April 2020

UD Team Receives Funding to Further Develop Smart AFO for Children with CP

The researchers said the proposed AFO is the first lower extremity device designed to correct alignment or provide support using soft muscle-like smart materials that contract in response to electric current. Image courtesy of UD.

The Venture Development Center and Physical Therapy Department at the University of Delaware (UD) have received $50,000 in seed money from the Pennsylvania Pediatric Medical Device Consortium to further develop a motorized ankle-foot orthosis (AFO) called the DE-AFO. The DE-AFO, designed by Ahad Behboodi, PhD, and his team, uses electro-active polymer as artificial muscles to assist ankle motion in children with cerebral palsy (CP). The soft muscle-like smart material contracts in response to electric current. The team also received a $200,000 grant last year from University City Science Center, Philadelphia, PA, to work on the device.

Made from off-the-shelf elastic materials, these artificial muscles closely mimic the function of the body’s skeletal muscle and can help children with CP who struggle to complete a range of motion (ROM) under their own power. The device is lightweight, compact, comfortable, and noiseless, reducing the size of the orthosis needed while increasing the wearer’s degree of freedom in movement. Computer software operates the artificial muscle.

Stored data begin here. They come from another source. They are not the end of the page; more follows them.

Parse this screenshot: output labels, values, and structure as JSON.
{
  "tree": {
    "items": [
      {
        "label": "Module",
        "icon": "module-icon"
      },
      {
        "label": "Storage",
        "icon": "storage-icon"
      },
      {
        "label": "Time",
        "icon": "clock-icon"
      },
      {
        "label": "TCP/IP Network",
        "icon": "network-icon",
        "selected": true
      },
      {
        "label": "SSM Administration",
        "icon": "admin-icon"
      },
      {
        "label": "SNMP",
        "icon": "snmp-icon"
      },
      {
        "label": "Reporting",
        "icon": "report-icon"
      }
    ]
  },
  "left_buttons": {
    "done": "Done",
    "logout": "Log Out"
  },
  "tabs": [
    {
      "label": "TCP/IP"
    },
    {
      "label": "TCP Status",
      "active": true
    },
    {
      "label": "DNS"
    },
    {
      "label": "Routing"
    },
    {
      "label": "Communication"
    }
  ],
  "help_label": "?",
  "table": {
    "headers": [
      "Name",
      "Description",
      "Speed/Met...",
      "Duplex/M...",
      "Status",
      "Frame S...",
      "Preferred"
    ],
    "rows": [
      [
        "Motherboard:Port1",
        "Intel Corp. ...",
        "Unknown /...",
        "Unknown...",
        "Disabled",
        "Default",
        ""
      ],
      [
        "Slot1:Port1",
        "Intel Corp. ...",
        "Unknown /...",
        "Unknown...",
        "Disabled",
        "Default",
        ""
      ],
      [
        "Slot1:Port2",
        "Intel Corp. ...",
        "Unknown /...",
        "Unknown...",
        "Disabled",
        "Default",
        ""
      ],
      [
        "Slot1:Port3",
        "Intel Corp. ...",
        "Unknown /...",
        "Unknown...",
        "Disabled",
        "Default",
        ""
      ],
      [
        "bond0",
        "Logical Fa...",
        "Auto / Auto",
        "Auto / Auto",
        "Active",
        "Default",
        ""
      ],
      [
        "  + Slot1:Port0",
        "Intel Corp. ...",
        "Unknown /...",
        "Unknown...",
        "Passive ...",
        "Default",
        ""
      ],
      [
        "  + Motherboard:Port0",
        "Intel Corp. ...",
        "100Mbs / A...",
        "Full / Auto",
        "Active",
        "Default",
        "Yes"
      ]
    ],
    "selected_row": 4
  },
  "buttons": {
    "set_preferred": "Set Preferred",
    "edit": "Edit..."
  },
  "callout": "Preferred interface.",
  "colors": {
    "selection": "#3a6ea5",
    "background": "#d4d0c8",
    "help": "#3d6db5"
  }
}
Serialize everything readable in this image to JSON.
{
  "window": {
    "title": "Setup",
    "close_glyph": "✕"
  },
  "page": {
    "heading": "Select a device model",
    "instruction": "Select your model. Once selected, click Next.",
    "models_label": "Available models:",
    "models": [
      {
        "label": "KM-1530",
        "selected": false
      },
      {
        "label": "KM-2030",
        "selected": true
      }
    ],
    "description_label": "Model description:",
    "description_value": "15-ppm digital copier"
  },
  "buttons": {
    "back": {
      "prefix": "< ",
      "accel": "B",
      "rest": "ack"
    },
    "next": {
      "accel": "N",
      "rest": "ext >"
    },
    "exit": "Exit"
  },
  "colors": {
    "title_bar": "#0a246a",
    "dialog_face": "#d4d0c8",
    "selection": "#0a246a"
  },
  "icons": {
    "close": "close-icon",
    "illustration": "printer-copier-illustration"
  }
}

Traditional AFOs keep the ankle and foot stable but don’t allow for movement, which can cause muscles to weaken and atrophy from disuse. The UD team’s device potentially can minimize this atrophy because it will allow muscles to go through an ROM. For example, if a child needs help lifting her toes for her foot to clear the ground as she walks, the device can assist the front calf muscles to lift up the ankle.

The researchers said they can imagine the brace being used as an exercise device, too, where the artificial muscle might resist against the child’s movements to strengthen or stretch muscles or increase ROM. Further, in the future they may add functional electrical stimulation technology to also trigger muscles, when needed. This would improve the timing and power of the artificial muscle’s activation, thereby strengthening the user’s muscles and improving walking coordination.